Burns’ message went viral, with more than 2 million hits on YouTube and interviews on all the big talk shows. With those, the “It Gets Better” campaign crossed into the mainstream media, attracting new “it gets better” messages from House Speaker Nancy Pelosi, performer Gloria Estefan and gay New York City Councilman Daniel Dromm, among others.
It truly became part of a nationwide conversation, with video contributions from Secretary of State Hillary Clinton and ultimately, President Barack Obama, who said he knew what it’s like to feel that you don’t belong.
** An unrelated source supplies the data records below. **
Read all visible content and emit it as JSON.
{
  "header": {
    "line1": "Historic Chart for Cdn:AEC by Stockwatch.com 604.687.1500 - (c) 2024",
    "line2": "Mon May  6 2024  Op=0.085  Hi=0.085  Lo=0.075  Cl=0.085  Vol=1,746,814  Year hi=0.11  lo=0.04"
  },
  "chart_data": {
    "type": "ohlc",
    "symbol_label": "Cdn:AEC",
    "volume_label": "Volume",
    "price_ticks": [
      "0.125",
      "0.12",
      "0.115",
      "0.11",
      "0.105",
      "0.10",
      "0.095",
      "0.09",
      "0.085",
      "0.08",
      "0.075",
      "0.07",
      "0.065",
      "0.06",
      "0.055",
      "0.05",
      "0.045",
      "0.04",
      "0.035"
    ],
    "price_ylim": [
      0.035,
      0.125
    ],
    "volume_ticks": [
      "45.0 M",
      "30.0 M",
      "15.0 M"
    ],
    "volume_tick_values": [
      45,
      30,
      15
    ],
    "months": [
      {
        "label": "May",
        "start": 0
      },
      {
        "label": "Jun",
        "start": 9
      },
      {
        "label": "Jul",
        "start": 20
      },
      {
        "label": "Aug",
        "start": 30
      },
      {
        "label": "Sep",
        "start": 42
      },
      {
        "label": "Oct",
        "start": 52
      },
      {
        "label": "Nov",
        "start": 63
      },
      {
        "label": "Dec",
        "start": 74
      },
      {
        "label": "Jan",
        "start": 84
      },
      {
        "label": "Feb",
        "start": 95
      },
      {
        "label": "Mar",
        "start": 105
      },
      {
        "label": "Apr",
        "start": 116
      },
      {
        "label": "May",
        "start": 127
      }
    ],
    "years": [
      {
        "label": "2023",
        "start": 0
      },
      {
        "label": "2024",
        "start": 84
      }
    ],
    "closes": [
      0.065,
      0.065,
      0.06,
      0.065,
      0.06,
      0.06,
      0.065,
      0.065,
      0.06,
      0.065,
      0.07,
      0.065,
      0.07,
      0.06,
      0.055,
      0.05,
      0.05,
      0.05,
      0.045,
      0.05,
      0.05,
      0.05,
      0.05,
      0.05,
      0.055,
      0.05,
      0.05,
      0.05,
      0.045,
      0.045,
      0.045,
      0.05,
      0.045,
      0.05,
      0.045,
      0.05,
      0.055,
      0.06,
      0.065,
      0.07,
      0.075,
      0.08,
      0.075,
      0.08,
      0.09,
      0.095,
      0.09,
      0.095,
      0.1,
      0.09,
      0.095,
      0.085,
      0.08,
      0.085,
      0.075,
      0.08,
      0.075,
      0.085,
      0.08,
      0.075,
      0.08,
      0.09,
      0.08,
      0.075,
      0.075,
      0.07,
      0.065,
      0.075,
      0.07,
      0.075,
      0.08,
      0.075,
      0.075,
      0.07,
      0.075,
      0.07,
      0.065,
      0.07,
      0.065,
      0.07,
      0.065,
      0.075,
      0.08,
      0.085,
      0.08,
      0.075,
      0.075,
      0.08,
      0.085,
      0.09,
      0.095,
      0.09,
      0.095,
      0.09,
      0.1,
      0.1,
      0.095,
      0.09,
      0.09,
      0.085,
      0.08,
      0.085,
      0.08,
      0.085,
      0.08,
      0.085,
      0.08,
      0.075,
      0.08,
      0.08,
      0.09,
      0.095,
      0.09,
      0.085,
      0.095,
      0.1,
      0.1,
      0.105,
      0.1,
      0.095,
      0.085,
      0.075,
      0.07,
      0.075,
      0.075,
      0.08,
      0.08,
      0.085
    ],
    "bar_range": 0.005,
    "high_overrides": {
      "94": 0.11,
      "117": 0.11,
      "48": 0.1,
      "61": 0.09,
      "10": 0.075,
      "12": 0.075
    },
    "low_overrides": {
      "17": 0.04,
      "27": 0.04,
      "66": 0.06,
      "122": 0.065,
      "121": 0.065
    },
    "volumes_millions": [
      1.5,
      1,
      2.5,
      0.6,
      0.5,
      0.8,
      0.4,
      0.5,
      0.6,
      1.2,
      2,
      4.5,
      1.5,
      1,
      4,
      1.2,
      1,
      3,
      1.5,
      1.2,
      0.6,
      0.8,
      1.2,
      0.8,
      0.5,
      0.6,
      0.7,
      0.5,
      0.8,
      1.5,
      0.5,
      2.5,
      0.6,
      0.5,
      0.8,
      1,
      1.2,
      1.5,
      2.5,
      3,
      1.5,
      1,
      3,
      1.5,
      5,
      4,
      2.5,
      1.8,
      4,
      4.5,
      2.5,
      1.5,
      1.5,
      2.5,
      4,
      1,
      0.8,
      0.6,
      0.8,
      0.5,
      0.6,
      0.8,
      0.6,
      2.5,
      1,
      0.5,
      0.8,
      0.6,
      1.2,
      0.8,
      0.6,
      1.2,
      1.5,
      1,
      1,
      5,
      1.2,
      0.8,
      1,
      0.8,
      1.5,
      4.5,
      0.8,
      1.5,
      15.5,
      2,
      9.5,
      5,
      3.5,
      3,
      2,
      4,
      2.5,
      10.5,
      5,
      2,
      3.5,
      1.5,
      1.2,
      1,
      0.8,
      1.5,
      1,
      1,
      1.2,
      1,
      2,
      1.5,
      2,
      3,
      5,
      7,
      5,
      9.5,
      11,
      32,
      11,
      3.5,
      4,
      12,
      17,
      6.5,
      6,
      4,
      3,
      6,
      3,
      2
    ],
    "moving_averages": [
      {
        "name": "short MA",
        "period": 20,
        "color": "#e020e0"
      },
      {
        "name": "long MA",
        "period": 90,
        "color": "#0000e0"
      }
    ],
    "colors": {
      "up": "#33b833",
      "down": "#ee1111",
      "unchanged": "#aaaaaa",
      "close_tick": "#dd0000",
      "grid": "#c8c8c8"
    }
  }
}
Posted on both the It Gets Better site and the White House website, Obama’s video drew more than 700,000 hits in less than a week.
“You are not alone,” the president said, addressing gay youths. “There are people out there who love you and care about you just the way you are”
Youth organizations have joined in, doing more outreach to gay youth and other youth who have been bullied.
“The media attention surrounding this has really opened a lot of eyes,” said Melissa Moore, program director at We Are Family, a nonprofit that serves gay youth in Charleston, S.C. “I think that anti-gay bullying has been causing suicides for a very long time. It needs to be brought to light.”
Studies show that gay youth attempt suicide at higher rates than other youth. A study in The American Journal of Public Health in 2007 estimated that 4.9 percent of gay and bisexual youth had attempted suicide, compared with 1.6 percent of straight youth.
Suicides among gay youth who have been bullied have not stopped.
In late September, Rutgers University freshman Tyler Clementi jumped to his death from the George Washington Bridge in New York after his roommate posted a live web feed from their room as Clementi had a date with another male and kissed him. Clementi’s death and events that preceded it drew national media coverage, with many reports noting that it was the fifth recent suicide by a gay teen over alleged harassment.
That message and media attention, in turn, have emboldened many gay youth. At We Are Family in Charleston, Moore said, some youths contributed videos to It Gets Better and talked to the local news media about what it’s like to be a gay teenager. They talked to the school board about harassment in schools and held a candlelight vigil for the suicide victims around the country, she said.
Other youth groups also joined in. Youth Service America dedicated its weekly newsletter on Oct. 22 to support for gay youth, with links to resources and events about bullying, diversity and homosexual youth. Advocates for Youth, which focuses on sexuality issues, tackled the issue on its website, including posting more resources for support and encouraging video contributions to It Gets Better.
Some political observers saw the videos by Clinton and Obama as an effort to rally young people to the polls in November’s elections.
At the National Youth Advocacy Coalition, which focuses on gay rights, Deputy Executive Director jb beeson had mixed feelings. “It’s great that we’re talking about queer youth issues,” she said. “It does worry me that the only reason we bring it up is because of suicide.”
She worries that the focus on “the sad reality of being an LGBT [lesbian, gay, bisexual or transgender] youth puts a gray cloud over being a queer young person. There’s actually a lot of really great things about being a queer young person.”